La culture scientifique doit elle être réservée aux formations scientifiques et aux écoles d’ingénieurs ?
Que l’on le veuille ou non, notre monde et notre quotidien sont envahis par les avancées scientifiques et les économistes estiment que l’on est désormais dans un régime d’innovation intensive. La matérialisation des recherches scientifiques se retrouvent aussi de plus en plus dans la « tech » qui est présente partout dans notre quotidien (les objets connectés, les smartphones, les véhicules électriques, l’IA, la cybersécurité, etc.). Pour autant, elle est de plus en plus perçue comme une boite noire pour de nombreux citoyens. Dans une récente étude de l’IFOP menée en septembre 2022 auprès d’un échantillon représentatif de la population française, 37% des personnes interrogées déclarent avoir des lacunes sur la culture scientifique.
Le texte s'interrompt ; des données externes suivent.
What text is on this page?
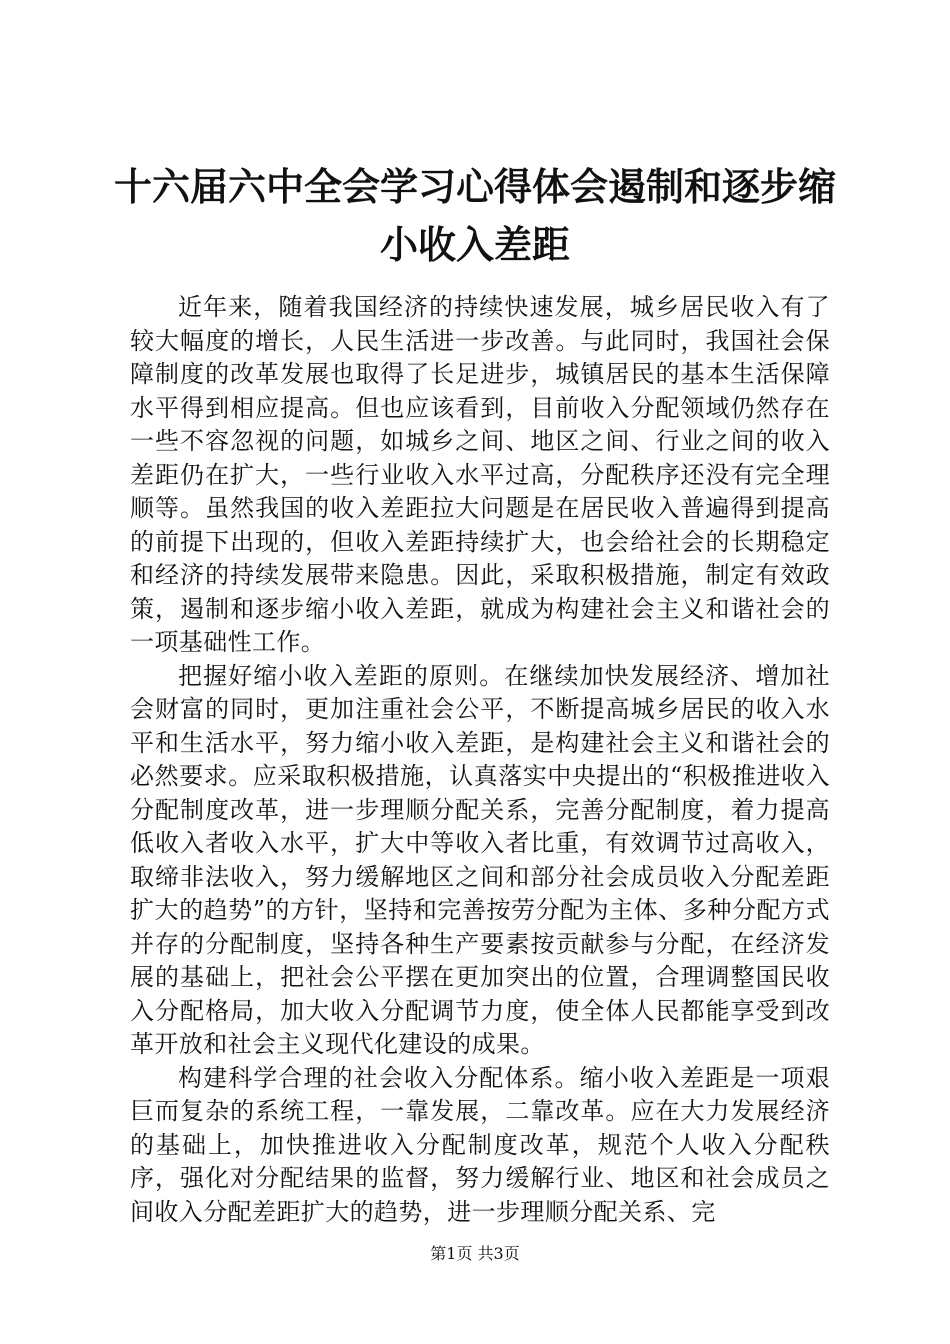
十六届六中全会学习心得体会遏制和逐步缩小收入差距

近年来，随着我国经济的持续快速发展，城乡居民收入有了较大幅度的增长，人民生活进一步改善。与此同时，我国社会保障制度的改革发展也取得了长足进步，城镇居民的基本生活保障水平得到相应提高。但也应该看到，目前收入分配领域仍然存在一些不容忽视的问题，如城乡之间、地区之间、行业之间的收入差距仍在扩大，一些行业收入水平过高，分配秩序还没有完全理顺等。虽然我国的收入差距拉大问题是在居民收入普遍得到提高的前提下出现的，但收入差距持续扩大，也会给社会的长期稳定和经济的持续发展带来隐患。因此，采取积极措施，制定有效政策，遏制和逐步缩小收入差距，就成为构建社会主义和谐社会的一项基础性工作。

把握好缩小收入差距的原则。在继续加快发展经济、增加社会财富的同时，更加注重社会公平，不断提高城乡居民的收入水平和生活水平，努力缩小收入差距，是构建社会主义和谐社会的必然要求。应采取积极措施，认真落实中央提出的“积极推进收入分配制度改革，进一步理顺分配关系，完善分配制度，着力提高低收入者收入水平，扩大中等收入者比重，有效调节过高收入，取缔非法收入，努力缓解地区之间和部分社会成员收入分配差距扩大的趋势”的方针，坚持和完善按劳分配为主体、多种分配方式并存的分配制度，坚持各种生产要素按贡献参与分配，在经济发展的基础上，把社会公平摆在更加突出的位置，合理调整国民收入分配格局，加大收入分配调节力度，使全体人民都能享受到改革开放和社会主义现代化建设的成果。

构建科学合理的社会收入分配体系。缩小收入差距是一项艰巨而复杂的系统工程，一靠发展，二靠改革。应在大力发展经济的基础上，加快推进收入分配制度改革，规范个人收入分配秩序，强化对分配结果的监督，努力缓解行业、地区和社会成员之间收入分配差距扩大的趋势，进一步理顺分配关系、完

第1页 共3页
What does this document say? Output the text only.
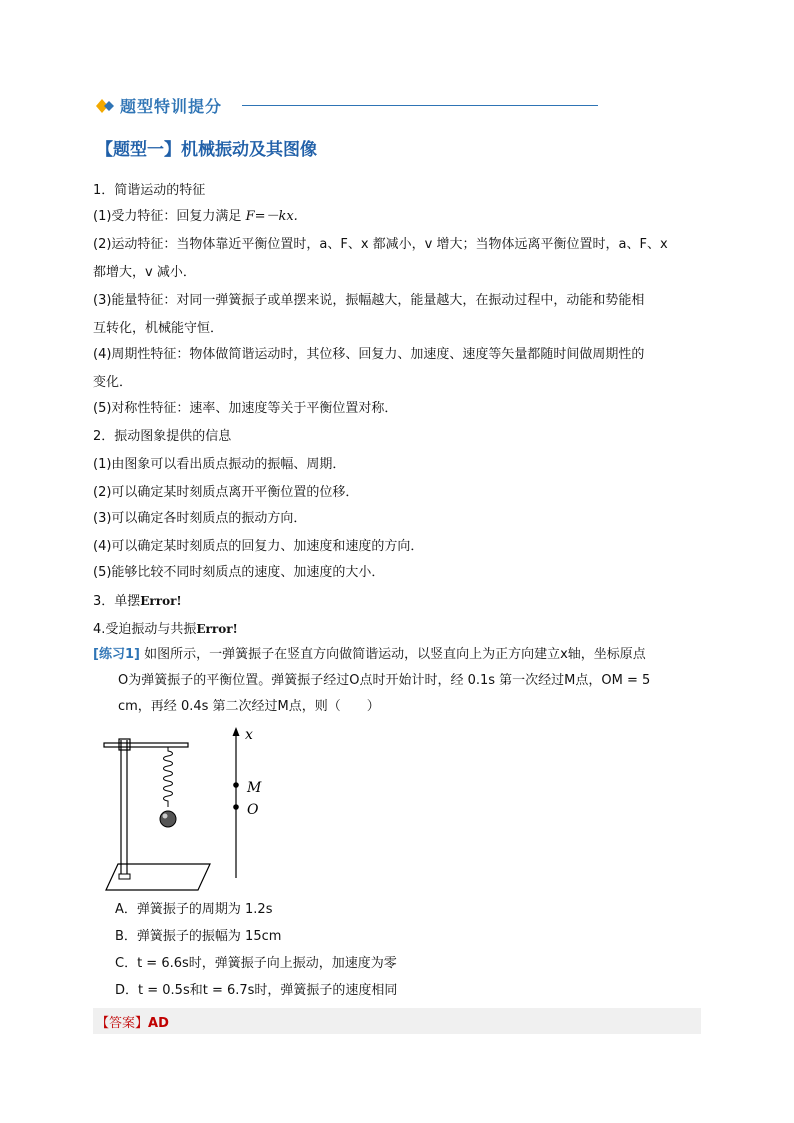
题型特训提分
【题型一】机械振动及其图像
1．简谐运动的特征
(1)受力特征：回复力满足 F=－kx.
(2)运动特征：当物体靠近平衡位置时，a、F、x 都减小，v 增大；当物体远离平衡位置时，a、F、x
都增大，v 减小．
(3)能量特征：对同一弹簧振子或单摆来说，振幅越大，能量越大，在振动过程中，动能和势能相
互转化，机械能守恒．
(4)周期性特征：物体做简谐运动时，其位移、回复力、加速度、速度等矢量都随时间做周期性的
变化．
(5)对称性特征：速率、加速度等关于平衡位置对称．
2．振动图象提供的信息
(1)由图象可以看出质点振动的振幅、周期．
(2)可以确定某时刻质点离开平衡位置的位移．
(3)可以确定各时刻质点的振动方向．
(4)可以确定某时刻质点的回复力、加速度和速度的方向．
(5)能够比较不同时刻质点的速度、加速度的大小．
3．单摆Error!
4.受迫振动与共振Error!
[练习1] 如图所示，一弹簧振子在竖直方向做简谐运动，以竖直向上为正方向建立x轴，坐标原点
O为弹簧振子的平衡位置。弹簧振子经过O点时开始计时，经 0.1s 第一次经过M点，OM = 5
cm，再经 0.4s 第二次经过M点，则（　　）
x
M
O
A．弹簧振子的周期为 1.2s
B．弹簧振子的振幅为 15cm
C．t = 6.6s时，弹簧振子向上振动，加速度为零
D．t = 0.5s和t = 6.7s时，弹簧振子的速度相同
【答案】AD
L’un des exemples emblématiques est celui du Metaverse qui est souvent mis en perspective dans les articles de presse au travers du film réalisé par Steven Spielberg sorti en 2018, Ready Player One. Souhaite-t-on que la vulgarisation de technologies et des sciences vis-à-vis du grand public soit faite principalement par les industries créatives, rien n’est moins sûr ? Les débats sur la vaccination lors de la pandémie du Covid-19 ont également montré une perception très hétérogène dans la population et des réactions très vives sur le sujet.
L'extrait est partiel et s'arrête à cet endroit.